Le président tunisien, Kais Saled, a suspendu le Parlement, tandis que des députés de l'opposition, des journalistes et des avocats ont été arrêtés.
Certains membres du Parlement européen se sont plaints de « financer les dictateurs dans toute la région ».
À Rome, le Premier ministre britannique devrait être informé de la série de mesures prises par l'Italie pour lutter contre l'immigration irrégulière, notamment des centres d'accueil qu'elle construit en Albanie voisine, et qui devraient ouvrir plus tard cette année après quelques retards.
Ces deux structures, financées et gérées par l'Italie, pourraient accueillir jusqu'à 36 000 migrants par an. Une fois sur place, ils pourront demander l'asile en Italie. En cas de refus, ils risquent l'expulsion.
Alors que le gouvernement albanais a suggéré qu'un tel accord ne concernerait que l'Italie, son allié le plus proche en Europe, Sir Keir a montré son intérêt pour le modèle d'externalisation, en s'entretenant avec ses homologues italien et albanais lors du sommet de la Communauté politique européenne au palais de Blenheim en juillet.

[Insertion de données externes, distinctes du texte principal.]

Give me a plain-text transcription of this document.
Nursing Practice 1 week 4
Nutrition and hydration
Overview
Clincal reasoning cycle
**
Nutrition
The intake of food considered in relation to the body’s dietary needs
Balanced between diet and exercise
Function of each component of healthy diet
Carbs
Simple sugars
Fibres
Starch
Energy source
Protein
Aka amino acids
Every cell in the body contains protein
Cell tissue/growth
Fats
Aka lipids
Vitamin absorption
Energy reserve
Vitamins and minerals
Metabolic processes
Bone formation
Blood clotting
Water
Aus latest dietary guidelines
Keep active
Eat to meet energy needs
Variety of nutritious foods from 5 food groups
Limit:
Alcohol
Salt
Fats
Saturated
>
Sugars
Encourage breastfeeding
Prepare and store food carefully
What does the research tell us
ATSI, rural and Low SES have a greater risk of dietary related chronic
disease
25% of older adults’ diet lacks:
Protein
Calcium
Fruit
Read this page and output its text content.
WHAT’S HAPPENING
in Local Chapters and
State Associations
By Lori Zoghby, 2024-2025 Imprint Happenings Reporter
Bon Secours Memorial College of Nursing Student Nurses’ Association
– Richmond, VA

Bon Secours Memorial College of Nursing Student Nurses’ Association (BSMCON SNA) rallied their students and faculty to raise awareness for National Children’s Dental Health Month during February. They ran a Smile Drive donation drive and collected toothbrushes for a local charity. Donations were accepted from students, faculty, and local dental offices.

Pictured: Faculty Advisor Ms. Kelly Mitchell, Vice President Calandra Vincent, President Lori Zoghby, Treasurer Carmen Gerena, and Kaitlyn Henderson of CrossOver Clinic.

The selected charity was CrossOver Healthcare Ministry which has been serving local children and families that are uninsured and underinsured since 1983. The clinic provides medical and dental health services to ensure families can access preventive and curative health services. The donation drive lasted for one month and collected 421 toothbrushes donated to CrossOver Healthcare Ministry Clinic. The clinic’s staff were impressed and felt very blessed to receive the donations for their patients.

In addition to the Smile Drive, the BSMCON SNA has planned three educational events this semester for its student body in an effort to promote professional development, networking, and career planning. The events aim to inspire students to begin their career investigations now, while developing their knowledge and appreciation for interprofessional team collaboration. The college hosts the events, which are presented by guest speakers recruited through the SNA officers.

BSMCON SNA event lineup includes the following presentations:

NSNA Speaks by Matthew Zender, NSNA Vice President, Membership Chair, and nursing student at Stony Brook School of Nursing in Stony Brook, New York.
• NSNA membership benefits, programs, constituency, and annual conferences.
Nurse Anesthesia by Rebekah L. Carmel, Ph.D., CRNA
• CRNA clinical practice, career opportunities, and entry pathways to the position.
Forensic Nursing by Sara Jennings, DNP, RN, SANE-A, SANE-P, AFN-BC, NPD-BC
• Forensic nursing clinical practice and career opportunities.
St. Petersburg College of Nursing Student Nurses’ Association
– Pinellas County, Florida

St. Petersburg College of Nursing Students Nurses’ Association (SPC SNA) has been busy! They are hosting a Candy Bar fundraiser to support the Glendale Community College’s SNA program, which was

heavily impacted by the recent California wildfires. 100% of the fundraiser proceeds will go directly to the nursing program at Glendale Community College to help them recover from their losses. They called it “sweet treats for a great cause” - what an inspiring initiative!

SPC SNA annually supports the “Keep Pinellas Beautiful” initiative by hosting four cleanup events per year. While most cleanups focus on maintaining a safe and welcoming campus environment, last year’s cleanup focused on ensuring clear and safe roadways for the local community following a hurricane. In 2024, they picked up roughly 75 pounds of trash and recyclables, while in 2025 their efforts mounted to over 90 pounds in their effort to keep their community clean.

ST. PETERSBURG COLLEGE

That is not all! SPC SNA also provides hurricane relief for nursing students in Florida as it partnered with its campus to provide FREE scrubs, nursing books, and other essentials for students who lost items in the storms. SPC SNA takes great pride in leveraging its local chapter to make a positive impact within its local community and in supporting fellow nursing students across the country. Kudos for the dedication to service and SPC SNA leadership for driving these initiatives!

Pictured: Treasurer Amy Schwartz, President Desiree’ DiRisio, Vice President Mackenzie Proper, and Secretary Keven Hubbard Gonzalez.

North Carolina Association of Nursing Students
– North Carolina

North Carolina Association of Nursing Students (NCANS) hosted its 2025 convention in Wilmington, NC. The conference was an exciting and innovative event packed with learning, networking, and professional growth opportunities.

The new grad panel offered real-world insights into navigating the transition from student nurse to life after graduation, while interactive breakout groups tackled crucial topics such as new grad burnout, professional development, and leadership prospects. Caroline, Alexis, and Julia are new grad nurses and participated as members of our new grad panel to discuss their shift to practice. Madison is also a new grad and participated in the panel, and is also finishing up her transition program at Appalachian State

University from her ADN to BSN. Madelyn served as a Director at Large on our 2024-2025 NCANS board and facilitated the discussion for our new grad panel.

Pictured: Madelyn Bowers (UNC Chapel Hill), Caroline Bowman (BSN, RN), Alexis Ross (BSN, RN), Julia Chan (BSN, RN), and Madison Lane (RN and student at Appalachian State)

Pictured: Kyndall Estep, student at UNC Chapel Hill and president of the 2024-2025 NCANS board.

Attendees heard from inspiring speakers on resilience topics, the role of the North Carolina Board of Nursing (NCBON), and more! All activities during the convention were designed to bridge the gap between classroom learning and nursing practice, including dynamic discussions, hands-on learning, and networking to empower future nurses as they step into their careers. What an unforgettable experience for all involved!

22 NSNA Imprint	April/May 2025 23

« La Grande-Bretagne est exposée aux conséquences des décisions de l’UE, sans avoir son mot à dire – et cela affaiblit sa capacité à gérer les flux migratoires », explique Alberto-Horst Neidhardt, spécialiste des migrations au think tank European Policy Centre.
« Il était assez difficile pour le précédent gouvernement britannique de trouver des solutions efficaces avec la France. Il est donc logique que ce nouveau Premier ministre se tourne vers l’Italie. »
Giorgia Meloni était probablement la plus proche alliée de Rishi Sunak en Europe. Tous deux de droite, leur alchimie politique était évidente, M. Sunak l'ayant qualifiée de « personne adorable » après leur dernière rencontre au sommet du G7.
Son successeur ne correspond peut-être pas naturellement à la personnalité politique de Mme Meloni, mais elle est sans doute la dirigeante de droite la plus influente de l’UE et M. Starmer sait que pour résoudre le défi migratoire, tous les chemins mènent à Rome.